COVID-19 Isolation Shelter Closes as Cases Continue to Decline

Since April 2020, Office of Faculty Practice nurses have provided more than 28,525 hours of care at the shelter to people experiencing homelessness
A group of nurses at a shelter-based clinic

After nearly two years, Rush University Medical Center and the Chicago Department of Public Health are closing the COVID-19 isolation shelter at A Safe Haven today. The closure is another sign of the waning urgency of COVID-19 as vaccination rates climb and new cases in the Chicago area decline. Nurses from the Office of Faculty Practice at Rush University College of Nursing have provided more than 28,525 hours of care to people at the shelter experiencing homelessness, helping to ensure that one of Chicago’s most vulnerable populations had access to desperately needed health care.

The isolation shelter opened in April 2020 as the rate of COVID-19 in Chicago, especially among those experiencing homelessness, began to rise. The Office of Faculty Practice responded to the emerging need to safely isolate those testing positive for the virus in congregate living facilities and accepted referrals from area hospitals to relieve the stress being put on emergency rooms. Nearly a dozen community health nurses from the office worked at the shelter to care for patients.

“We knew we had to step in for these patients,” says Angela Moss, PhD, MSN, APN-BC, RN, FAAN, assistant dean for Faculty Practice. “This is exactly what we are positioned to do.”

Moss says that the office’s nurses were called on to do more than treat the virus. “Our nurses are experts in community health and understand the complexities of caring for a patient who is not only facing health care needs because of COVID but might also have high blood pressure, diabetes, substance use disorders, mental health concerns, skin conditions and wounds or other chronic conditions for which they need care,” she says. “Although COVID is what brought them through the door, it is just one of the myriad challenges our shelter residents are facing.”

During the two years that the isolation shelter was operational, more than 1,100 people were admitted. The nurses and shelter staff had to respond quickly to react to surges, developing new tactics to keep residents safe along the way. During the omicron surge from December to January, the shelter reached capacity for several weeks, admitting 65 people to the facility.

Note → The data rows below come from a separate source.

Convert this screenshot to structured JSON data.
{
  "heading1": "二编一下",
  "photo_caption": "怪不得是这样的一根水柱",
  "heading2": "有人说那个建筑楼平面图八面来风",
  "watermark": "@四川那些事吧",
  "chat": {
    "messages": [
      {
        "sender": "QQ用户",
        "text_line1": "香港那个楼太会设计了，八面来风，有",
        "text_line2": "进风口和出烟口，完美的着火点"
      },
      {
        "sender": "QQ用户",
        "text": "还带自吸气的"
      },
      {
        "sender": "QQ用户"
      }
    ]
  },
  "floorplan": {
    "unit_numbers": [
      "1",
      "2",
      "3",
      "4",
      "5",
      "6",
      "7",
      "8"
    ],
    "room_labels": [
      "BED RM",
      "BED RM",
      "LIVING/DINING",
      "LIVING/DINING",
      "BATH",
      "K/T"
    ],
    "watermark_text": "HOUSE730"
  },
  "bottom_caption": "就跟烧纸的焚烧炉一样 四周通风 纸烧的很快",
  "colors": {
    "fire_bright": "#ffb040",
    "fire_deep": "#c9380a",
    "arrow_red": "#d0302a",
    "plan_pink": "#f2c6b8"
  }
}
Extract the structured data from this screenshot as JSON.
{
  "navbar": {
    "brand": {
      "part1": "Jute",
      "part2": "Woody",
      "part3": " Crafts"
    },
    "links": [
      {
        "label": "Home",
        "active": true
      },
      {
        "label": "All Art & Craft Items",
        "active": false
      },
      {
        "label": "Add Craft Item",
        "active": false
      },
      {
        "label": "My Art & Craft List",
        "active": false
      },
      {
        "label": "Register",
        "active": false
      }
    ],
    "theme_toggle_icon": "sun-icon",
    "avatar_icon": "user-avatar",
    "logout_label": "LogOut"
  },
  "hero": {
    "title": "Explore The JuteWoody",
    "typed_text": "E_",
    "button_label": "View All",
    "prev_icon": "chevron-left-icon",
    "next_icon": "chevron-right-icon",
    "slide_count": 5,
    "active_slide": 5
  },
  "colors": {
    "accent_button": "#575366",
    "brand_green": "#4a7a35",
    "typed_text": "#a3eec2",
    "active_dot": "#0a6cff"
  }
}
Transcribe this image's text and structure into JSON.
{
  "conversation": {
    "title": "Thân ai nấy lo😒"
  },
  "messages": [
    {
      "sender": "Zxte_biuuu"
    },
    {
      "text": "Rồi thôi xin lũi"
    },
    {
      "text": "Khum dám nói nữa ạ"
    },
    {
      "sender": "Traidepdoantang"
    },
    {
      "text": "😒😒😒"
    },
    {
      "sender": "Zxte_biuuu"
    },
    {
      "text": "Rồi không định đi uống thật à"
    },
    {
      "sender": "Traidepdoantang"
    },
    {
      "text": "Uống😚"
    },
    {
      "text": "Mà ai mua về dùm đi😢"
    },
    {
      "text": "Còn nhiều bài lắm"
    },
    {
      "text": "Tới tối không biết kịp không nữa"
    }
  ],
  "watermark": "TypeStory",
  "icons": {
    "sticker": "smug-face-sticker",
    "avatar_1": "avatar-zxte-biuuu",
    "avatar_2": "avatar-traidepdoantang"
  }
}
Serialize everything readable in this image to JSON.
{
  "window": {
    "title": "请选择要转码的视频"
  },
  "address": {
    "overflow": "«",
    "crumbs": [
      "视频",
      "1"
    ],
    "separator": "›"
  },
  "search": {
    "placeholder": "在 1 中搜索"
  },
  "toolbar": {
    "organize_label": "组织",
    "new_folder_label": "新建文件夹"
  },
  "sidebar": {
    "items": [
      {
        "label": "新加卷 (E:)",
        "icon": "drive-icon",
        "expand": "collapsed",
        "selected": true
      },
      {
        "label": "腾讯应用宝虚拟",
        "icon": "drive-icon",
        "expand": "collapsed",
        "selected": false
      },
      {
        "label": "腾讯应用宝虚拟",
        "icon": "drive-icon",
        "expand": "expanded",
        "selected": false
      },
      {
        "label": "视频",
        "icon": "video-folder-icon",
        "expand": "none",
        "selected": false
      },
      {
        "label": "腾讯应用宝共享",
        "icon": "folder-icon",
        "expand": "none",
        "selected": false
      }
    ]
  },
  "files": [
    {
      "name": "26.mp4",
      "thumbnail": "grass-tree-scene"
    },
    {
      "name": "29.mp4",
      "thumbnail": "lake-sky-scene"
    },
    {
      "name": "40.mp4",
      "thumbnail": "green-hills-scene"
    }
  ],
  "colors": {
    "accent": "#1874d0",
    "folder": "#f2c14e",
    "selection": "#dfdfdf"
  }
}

“For many of us who worked in the shelter, I think we can say today is bittersweet,” says Christina Manheimer, FNP-C, APRN, lead nurse practitioner at the isolation shelter. “We are so thankful that the immediate needs for COVID-19 care have receded, but at the same time, this work has been incredibly rewarding. Not only because of the impact we had on patients but also because of the camaraderie with A Safe Haven, the Chicago Department of Public Health, our shelter partners and hospital systems across Chicago.”

Manheimer says that nurses were not the only ones whose efforts should be applauded. “None of our work would have been possible without the kitchen staff, janitorial team, security staff, night nurses, behavioral health team and monitors who provided comfort care to patients,” she says. “This truly has been a time of unity for all of us.”

The Office of Faculty Practice was established more than 40 years ago to care for people outside of a traditional health care setting. Today, the office has more than 25 community partner sites where nurses from the College provide on-site care with social service organizations. Most served by nurses from the Office of Faculty Practice come from diverse and historically underserved communities. More than 90% of patients self-identify as racial or ethnic minority groups, and the majority earn below the federal poverty line. For these reasons, many patients served by the office are unable to access reliable, quality care, and experience what David Ansell, MD, MPH, associate provost for community affairs at Rush, has coined the “death gap.” Only seven miles separate Chicago’s Loop and Near West Side, yet there is a 16-year life-expectancy gap between the two areas. The isolation shelter lent support to Rush’s health equity strategy, which is designed to address this gap.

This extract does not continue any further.